Home

Awesome

Pidgin

A lightweight, fast, and flexible parsing library for C#.

Installing

Pidgin is available on Nuget. API docs are hosted on my website.

Tutorial

There's a tutorial on using Pidgin to parse a subset of Prolog on my website.

Getting started

Pidgin is a parser combinator library, a lightweight, high-level, declarative tool for constructing parsers. Parsers written with parser combinators look like a high-level specification of a language's grammar, but they're expressed within a general-purpose programming language and require no special tools to produce executable code. Parser combinators are more powerful than regular expressions - they can parse a larger class of languages - but simpler and easier to use than parser generators like ANTLR.

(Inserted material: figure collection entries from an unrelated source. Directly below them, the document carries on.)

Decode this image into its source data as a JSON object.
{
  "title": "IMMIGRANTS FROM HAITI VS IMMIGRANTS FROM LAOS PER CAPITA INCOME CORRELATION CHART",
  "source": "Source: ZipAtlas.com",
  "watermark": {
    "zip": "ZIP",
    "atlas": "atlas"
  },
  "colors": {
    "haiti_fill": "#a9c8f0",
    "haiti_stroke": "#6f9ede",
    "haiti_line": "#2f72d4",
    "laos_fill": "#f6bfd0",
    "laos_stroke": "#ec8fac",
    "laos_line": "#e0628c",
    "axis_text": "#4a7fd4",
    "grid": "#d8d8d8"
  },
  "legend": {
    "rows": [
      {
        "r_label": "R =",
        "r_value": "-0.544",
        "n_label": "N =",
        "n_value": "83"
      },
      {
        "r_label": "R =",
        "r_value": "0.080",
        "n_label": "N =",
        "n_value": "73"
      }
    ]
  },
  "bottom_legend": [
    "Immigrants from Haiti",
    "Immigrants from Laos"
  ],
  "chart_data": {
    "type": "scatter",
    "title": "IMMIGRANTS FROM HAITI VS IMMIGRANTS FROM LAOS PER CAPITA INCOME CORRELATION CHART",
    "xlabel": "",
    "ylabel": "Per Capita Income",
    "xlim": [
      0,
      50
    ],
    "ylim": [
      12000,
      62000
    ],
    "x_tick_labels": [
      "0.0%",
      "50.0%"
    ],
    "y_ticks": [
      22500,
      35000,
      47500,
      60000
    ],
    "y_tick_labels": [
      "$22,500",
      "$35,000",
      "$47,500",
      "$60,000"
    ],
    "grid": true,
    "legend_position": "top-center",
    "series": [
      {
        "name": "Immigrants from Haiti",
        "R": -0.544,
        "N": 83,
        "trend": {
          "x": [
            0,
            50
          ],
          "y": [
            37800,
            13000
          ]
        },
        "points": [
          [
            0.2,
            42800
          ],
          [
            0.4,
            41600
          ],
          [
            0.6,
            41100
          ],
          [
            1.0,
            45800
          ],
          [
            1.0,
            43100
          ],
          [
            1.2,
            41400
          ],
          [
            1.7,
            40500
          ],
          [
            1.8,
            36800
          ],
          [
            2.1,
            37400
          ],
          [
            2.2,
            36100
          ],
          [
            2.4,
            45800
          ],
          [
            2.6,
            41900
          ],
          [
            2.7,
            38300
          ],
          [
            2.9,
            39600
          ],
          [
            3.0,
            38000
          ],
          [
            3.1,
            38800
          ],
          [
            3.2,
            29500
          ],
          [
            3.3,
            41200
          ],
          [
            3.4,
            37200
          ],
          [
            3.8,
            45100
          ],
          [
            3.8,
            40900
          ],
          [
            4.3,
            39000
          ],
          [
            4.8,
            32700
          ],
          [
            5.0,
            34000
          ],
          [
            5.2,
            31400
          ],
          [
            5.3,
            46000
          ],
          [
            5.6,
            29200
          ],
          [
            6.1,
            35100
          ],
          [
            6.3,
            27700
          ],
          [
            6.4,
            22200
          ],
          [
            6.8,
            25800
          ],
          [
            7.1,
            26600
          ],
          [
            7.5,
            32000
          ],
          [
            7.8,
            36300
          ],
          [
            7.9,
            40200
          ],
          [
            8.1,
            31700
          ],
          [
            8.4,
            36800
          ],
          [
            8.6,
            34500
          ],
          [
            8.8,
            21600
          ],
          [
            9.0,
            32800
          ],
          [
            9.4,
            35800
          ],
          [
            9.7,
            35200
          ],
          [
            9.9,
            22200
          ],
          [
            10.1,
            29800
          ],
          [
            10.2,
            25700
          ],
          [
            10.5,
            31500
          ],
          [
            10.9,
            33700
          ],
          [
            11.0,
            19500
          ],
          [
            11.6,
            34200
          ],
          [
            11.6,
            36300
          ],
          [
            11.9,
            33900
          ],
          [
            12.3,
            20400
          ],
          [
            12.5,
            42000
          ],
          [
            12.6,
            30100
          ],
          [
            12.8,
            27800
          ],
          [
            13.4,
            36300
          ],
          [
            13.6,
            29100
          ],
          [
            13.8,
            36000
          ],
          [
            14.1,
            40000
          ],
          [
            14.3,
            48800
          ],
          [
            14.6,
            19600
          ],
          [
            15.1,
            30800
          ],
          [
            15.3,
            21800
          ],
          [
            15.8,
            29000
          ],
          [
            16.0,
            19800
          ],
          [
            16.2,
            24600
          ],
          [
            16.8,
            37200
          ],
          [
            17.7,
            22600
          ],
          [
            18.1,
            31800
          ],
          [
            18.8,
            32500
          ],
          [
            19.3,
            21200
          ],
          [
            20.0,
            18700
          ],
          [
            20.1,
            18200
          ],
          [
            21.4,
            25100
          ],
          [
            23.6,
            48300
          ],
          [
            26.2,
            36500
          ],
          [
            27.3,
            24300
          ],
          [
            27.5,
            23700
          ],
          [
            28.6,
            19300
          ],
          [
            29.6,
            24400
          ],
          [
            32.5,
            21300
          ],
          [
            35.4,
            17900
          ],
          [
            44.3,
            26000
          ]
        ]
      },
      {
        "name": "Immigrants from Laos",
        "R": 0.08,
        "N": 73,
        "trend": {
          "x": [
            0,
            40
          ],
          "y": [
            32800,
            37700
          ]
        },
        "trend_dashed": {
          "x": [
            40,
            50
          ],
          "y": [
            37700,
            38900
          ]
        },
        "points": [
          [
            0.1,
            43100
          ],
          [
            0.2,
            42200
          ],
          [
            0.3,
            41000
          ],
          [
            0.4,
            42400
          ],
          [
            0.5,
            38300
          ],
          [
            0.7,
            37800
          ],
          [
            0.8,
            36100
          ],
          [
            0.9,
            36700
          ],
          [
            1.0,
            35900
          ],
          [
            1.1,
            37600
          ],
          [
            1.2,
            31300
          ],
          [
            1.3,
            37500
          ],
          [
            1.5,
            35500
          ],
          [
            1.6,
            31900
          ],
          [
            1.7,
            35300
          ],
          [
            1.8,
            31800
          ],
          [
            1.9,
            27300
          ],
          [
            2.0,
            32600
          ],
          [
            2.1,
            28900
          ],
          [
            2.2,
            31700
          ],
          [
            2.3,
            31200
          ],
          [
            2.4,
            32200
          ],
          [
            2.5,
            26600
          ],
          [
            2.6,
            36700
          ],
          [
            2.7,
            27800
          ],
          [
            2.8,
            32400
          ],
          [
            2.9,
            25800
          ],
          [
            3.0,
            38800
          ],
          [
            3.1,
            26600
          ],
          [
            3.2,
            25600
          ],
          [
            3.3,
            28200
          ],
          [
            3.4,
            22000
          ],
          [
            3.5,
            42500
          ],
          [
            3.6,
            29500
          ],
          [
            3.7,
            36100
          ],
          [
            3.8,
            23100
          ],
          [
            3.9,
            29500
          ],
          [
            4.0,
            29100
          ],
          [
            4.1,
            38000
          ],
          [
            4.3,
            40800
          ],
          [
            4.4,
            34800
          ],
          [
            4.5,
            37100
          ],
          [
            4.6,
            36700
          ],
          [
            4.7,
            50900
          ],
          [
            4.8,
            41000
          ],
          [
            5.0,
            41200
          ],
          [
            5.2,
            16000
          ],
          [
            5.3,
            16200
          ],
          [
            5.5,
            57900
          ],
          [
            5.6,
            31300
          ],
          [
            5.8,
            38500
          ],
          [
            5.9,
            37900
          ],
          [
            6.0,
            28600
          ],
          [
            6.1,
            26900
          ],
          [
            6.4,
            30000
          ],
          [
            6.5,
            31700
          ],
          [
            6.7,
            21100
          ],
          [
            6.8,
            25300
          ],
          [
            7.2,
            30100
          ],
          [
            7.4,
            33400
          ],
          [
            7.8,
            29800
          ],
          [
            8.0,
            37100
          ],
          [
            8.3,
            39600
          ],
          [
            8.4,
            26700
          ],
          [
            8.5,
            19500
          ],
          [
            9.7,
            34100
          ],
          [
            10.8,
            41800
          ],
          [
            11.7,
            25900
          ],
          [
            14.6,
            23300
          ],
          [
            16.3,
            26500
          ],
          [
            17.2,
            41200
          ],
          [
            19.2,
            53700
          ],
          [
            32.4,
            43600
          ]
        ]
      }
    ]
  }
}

Pidgin's core type, Parser<TToken, T>, represents a procedure which consumes an input stream of TTokens, and may either fail with a parsing error or produce a T as output. You can think of it as:

delegate T? Parser<TToken, T>(IEnumerator<TToken> input);

In order to start building parsers we need to import two classes which contain factory methods: Parser and Parser<TToken>.

using Pidgin;
using static Pidgin.Parser;
using static Pidgin.Parser<char>;  // we'll be parsing strings - sequences of characters. For other applications (eg parsing binary file formats) TToken may be some other type (eg byte).

Primitive parsers

Now we can create some simple parsers. Any represents a parser which consumes a single character and returns that character.

Assert.AreEqual('a', Any.ParseOrThrow("a"));
Assert.AreEqual('b', Any.ParseOrThrow("b"));

Char, an alias for Token, consumes a particular character and returns that character. If it encounters some other character then it fails.

Parser<char, char> parser = Char('a');
Assert.AreEqual('a', parser.ParseOrThrow("a"));
Assert.Throws<ParseException>(() => parser.ParseOrThrow("b"));

Digit parses and returns a single digit character.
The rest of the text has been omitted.